The Royal Canadian Navy is faced with a similar handicap. It is an anti-submarine fleet. Its job is to ferret out and sink enemy subs. The evidence is now overwhelming that the best defence against a nuclear sub is another nuclear sub. The Canadian navy is planning to acquire N-subs. But because of the restriction imposed on the U.S. navy by the McMahon Act, the Canadian navy cannot obtain from the U.S. Navy all the information it would like on the design of nuclear submarines. So Canada is working, with British help, on the development of its own atomic subs, needlessly duplicating research the U.S. already has done.

This situation, and the RCAF's lack of atomic warheads, weakens continental defence.

Obviously the new U.S. law was drafted so it would apply to Britain but not to France. For the sake of a roadblock in the way of France becoming the world's fourth atomic power, Canadian fliers may have to defend Chicago and Detroit with outmoded arms, and Canadian sailors to defend Boston and new York with outmoded ships.

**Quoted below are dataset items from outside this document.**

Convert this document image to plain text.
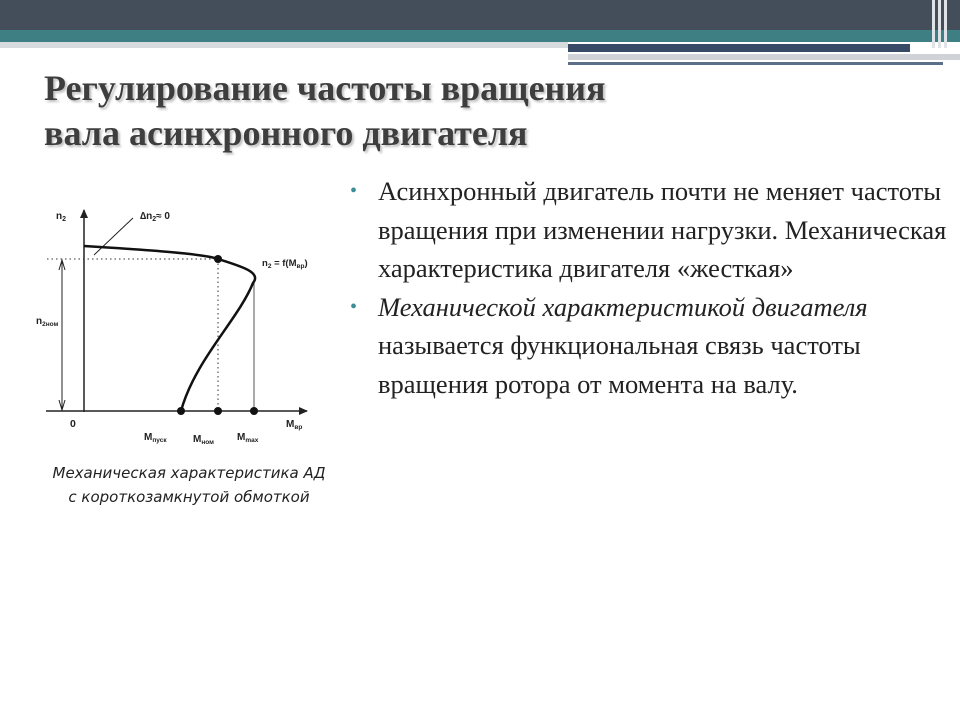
Регулирование частоты вращения
вала асинхронного двигателя
• Асинхронный двигатель почти не меняет частоты вращения при изменении нагрузки. Механическая характеристика двигателя «жесткая»
• Механической характеристикой двигателя называется функциональная связь частоты вращения ротора от момента на валу.
$n_2$	$\Delta n_2\approx 0$
$n_{2ном}$
$n_2 = f(M_{вр})$
0
$M_{пуск}$	$M_{ном}$ $M_{max}$
$M_{вр}$
Механическая характеристика АД
с короткозамкнутой обмоткой
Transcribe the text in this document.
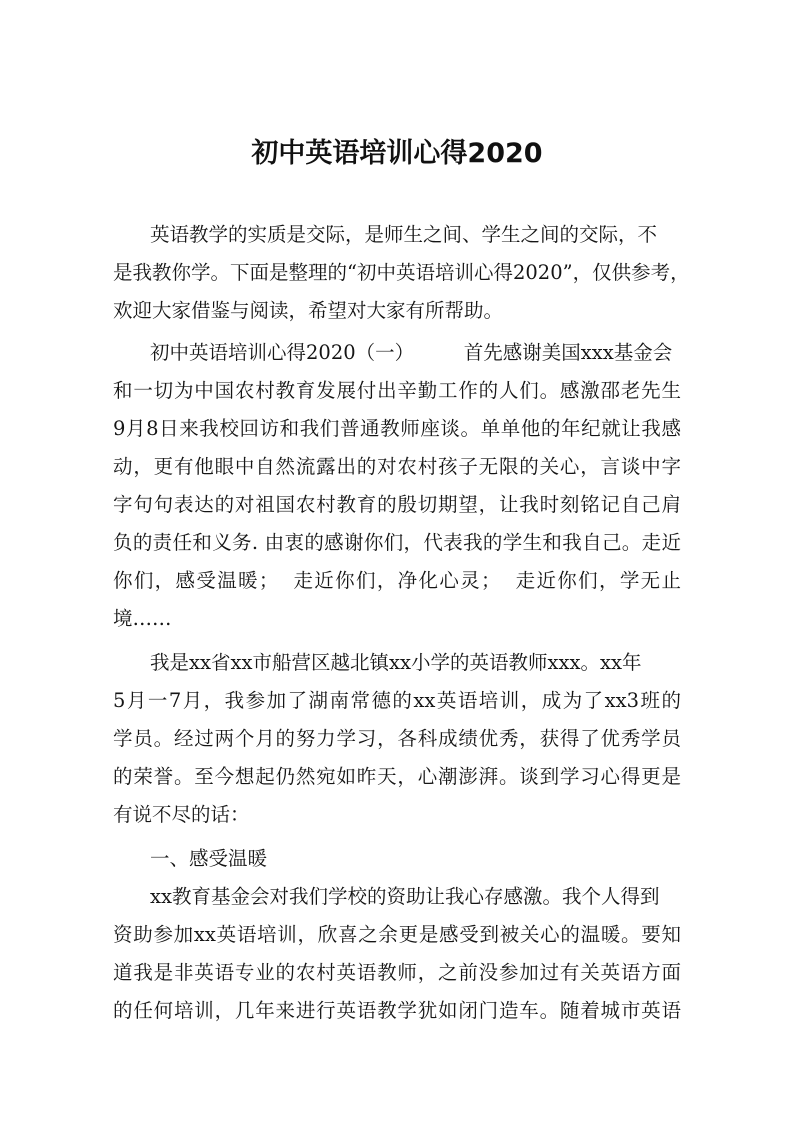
初中英语培训心得2020
英语教学的实质是交际，是师生之间、学生之间的交际，不
是我教你学。下面是整理的“初中英语培训心得2020”，仅供参考，
欢迎大家借鉴与阅读，希望对大家有所帮助。
初中英语培训心得2020（一）        首先感谢美国xxx基金会
和一切为中国农村教育发展付出辛勤工作的人们。感激邵老先生
9月8日来我校回访和我们普通教师座谈。单单他的年纪就让我感
动，更有他眼中自然流露出的对农村孩子无限的关心，言谈中字
字句句表达的对祖国农村教育的殷切期望，让我时刻铭记自己肩
负的责任和义务. 由衷的感谢你们，代表我的学生和我自己。走近
你们，感受温暖；  走近你们，净化心灵；  走近你们，学无止
境……
我是xx省xx市船营区越北镇xx小学的英语教师xxx。xx年
5月一7月，我参加了湖南常德的xx英语培训，成为了xx3班的
学员。经过两个月的努力学习，各科成绩优秀，获得了优秀学员
的荣誉。至今想起仍然宛如昨天，心潮澎湃。谈到学习心得更是
有说不尽的话：
一、感受温暖
xx教育基金会对我们学校的资助让我心存感激。我个人得到
资助参加xx英语培训，欣喜之余更是感受到被关心的温暖。要知
道我是非英语专业的农村英语教师，之前没参加过有关英语方面
的任何培训，几年来进行英语教学犹如闭门造车。随着城市英语
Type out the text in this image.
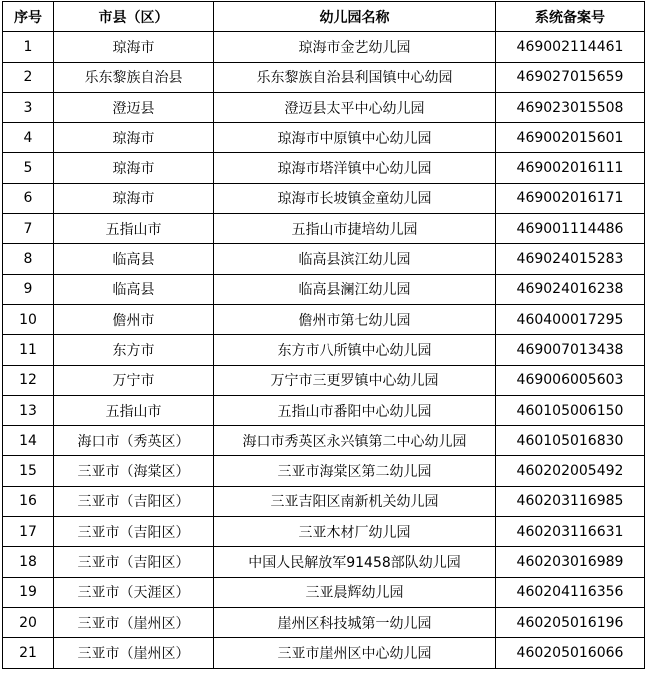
序号	市县（区）	幼儿园名称	系统备案号
1	琼海市	琼海市金艺幼儿园	469002114461
2	乐东黎族自治县	乐东黎族自治县利国镇中心幼园	469027015659
3	澄迈县	澄迈县太平中心幼儿园	469023015508
4	琼海市	琼海市中原镇中心幼儿园	469002015601
5	琼海市	琼海市塔洋镇中心幼儿园	469002016111
6	琼海市	琼海市长坡镇金童幼儿园	469002016171
7	五指山市	五指山市捷培幼儿园	469001114486
8	临高县	临高县滨江幼儿园	469024015283
9	临高县	临高县澜江幼儿园	469024016238
10	儋州市	儋州市第七幼儿园	460400017295
11	东方市	东方市八所镇中心幼儿园	469007013438
12	万宁市	万宁市三更罗镇中心幼儿园	469006005603
13	五指山市	五指山市番阳中心幼儿园	460105006150
14	海口市（秀英区）	海口市秀英区永兴镇第二中心幼儿园	460105016830
15	三亚市（海棠区）	三亚市海棠区第二幼儿园	460202005492
16	三亚市（吉阳区）	三亚吉阳区南新机关幼儿园	460203116985
17	三亚市（吉阳区）	三亚木材厂幼儿园	460203116631
18	三亚市（吉阳区）	中国人民解放军91458部队幼儿园	460203016989
19	三亚市（天涯区）	三亚晨辉幼儿园	460204116356
20	三亚市（崖州区）	崖州区科技城第一幼儿园	460205016196
21	三亚市（崖州区）	三亚市崖州区中心幼儿园	460205016066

The situation becomes more ridiculous in light of two additional facts:

Canada is the chief supplier of fissile materials for the American atomic arms program. Without the production of Canadian mines, the U.S. would be in a much less favorable position in the atoic race with Russia.

There has always been very free exchange of information and personnel between British and Canadian atomic projects, and between British and Canadian armed forces.

elipsis graphic

But the problem before President Eisenhower here this week was, how could he justify a "yes" to prime Minister Deifenbaker, and a "no" to General De Gaulle? How can the U.S. accept in atomic partnership an ally which has made no effort to develop atomic arms, and refuse such partnership to the French ally, which is very eager to produce its own atomic weapons and become the fourth member, with the U.S., Britain and Russia, of the "atomic club"? It is a dilemma that may not be resolved until France fires its own home-made A-bomb.